So you submitted your tax return, either on your own or using tax software, well ahead of the filing deadline only to still be waiting on your tax refund. What gives?
First, the IRS doesn’t issue refunds immediately upon the receipt of a tax return. In fact, the typical turnaround for returns filed electronically is three weeks. For paper returns, expect to wait six weeks.
The good news is that if your tax refund hasn’t yet hit your bank account or arrived in the mail, there’s an easy way to check its status. All you need to do is use the IRS’ “Where’s My Refund?” tool for a status update.
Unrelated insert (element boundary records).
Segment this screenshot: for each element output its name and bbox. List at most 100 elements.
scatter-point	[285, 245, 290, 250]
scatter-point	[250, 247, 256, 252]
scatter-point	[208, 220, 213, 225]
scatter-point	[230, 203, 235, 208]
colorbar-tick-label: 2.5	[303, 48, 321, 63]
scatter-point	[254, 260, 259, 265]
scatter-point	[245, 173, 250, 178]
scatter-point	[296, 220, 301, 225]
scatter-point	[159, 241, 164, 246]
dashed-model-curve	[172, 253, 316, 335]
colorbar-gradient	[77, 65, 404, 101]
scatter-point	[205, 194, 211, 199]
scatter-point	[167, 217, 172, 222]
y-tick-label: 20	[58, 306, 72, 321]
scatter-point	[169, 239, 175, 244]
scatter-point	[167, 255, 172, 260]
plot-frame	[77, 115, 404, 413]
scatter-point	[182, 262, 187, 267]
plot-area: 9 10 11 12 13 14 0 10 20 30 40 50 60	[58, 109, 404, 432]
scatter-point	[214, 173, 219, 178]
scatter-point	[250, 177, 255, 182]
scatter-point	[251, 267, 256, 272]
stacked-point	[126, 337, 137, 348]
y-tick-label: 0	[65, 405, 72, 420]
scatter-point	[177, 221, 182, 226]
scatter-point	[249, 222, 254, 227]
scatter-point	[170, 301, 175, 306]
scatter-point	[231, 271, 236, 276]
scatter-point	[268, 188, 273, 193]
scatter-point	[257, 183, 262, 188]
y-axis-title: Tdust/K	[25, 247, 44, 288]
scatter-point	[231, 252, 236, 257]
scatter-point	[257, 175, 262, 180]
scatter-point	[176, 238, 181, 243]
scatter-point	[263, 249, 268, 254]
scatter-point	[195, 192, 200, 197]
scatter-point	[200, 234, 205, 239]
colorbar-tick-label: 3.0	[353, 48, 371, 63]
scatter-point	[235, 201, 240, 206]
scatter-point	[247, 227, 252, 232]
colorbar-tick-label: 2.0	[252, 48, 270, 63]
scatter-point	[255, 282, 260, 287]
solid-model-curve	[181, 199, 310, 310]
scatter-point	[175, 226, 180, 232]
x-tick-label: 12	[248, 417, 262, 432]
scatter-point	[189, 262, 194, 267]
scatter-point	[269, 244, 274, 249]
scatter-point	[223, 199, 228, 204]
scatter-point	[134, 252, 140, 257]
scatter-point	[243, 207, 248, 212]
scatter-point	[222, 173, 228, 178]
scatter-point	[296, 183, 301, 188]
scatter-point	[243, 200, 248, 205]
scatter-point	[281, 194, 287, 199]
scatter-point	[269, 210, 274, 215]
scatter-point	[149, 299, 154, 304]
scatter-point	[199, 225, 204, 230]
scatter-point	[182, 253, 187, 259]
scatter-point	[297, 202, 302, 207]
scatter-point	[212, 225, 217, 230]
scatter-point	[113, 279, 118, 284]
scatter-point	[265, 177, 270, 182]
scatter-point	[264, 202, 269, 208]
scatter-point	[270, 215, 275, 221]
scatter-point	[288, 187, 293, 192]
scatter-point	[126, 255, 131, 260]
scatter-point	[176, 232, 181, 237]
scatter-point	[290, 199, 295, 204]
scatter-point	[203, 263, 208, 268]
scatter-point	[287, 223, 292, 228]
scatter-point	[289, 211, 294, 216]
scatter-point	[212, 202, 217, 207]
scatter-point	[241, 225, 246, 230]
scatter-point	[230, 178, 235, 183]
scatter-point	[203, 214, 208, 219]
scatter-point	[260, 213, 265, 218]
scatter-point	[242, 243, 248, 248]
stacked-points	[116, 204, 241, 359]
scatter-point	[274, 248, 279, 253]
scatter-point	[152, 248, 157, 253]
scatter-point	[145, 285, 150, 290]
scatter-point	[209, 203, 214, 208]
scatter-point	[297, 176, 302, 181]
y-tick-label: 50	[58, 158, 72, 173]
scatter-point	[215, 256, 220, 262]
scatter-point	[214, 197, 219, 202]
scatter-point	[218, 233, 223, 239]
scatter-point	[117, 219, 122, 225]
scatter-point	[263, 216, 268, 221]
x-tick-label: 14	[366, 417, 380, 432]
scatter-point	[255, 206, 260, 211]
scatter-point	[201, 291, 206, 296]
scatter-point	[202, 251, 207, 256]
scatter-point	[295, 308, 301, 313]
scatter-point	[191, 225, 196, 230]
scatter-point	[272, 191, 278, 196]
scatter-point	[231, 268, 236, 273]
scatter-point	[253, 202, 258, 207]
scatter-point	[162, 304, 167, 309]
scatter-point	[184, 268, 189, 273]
Keeping tabs on your tax refund
You may be relying on your tax refund to pay off some recent credit card debt. Or, you might just want that money to have more spending cash on hand. Either way, the IRS makes it easy to see where your refund stands. To use its “Where’s My Refund?” tool, you’ll need a few key pieces of information:
- Your Social Security number
- Your tax-filing status
- The exact amount of your expected refund, which you can copy over from your tax return
Keep in mind, though, it can take this tool some time to update with information. Generally, you’ll be able to get a status update on your refund after 24 hours from the time you submit an electronic return. If you file on paper, it could take up to four weeks for that tool to register information on your refund.
That’s why tax filers are often advised to submit an electronic return. Not only do these returns come with a generally faster refund turnaround time, but you can also check up on your refund sooner.
One thing you should know is that the IRS updates refund information daily. So the status of your refund could change from one day to the next.
What if your refund is late?
If it’s been 21 days or more since you submitted a tax return electronically, or more than 42 days since submitting a paper return, and you haven’t received your refund or gotten a clear status update on it, then it pays to call the IRS at 1-800-829-1040 and ask what’s going on. Also, in the course of using the “Where’s My Refund?” tool, you may see an alert to contact the IRS, in which case you should do so.
Don’t panic if you see this notice. There are plenty of reasons why you might need to contact the agency, and it doesn’t necessarily mean you’re in trouble or have done something wrong.
Along these lines, don’t panic if your tax refund is taking longer to process than expected. There are various reasons why the IRS might need more time to issue your refund, but if you’re concerned, you can always call to speak to a live person.
One thing you shouldn’t do, however, is file a second tax return because your refund is late. If the IRS sees a second return come in with your Social Security number, it will likely reject it because it’ll be flagged as a duplicate.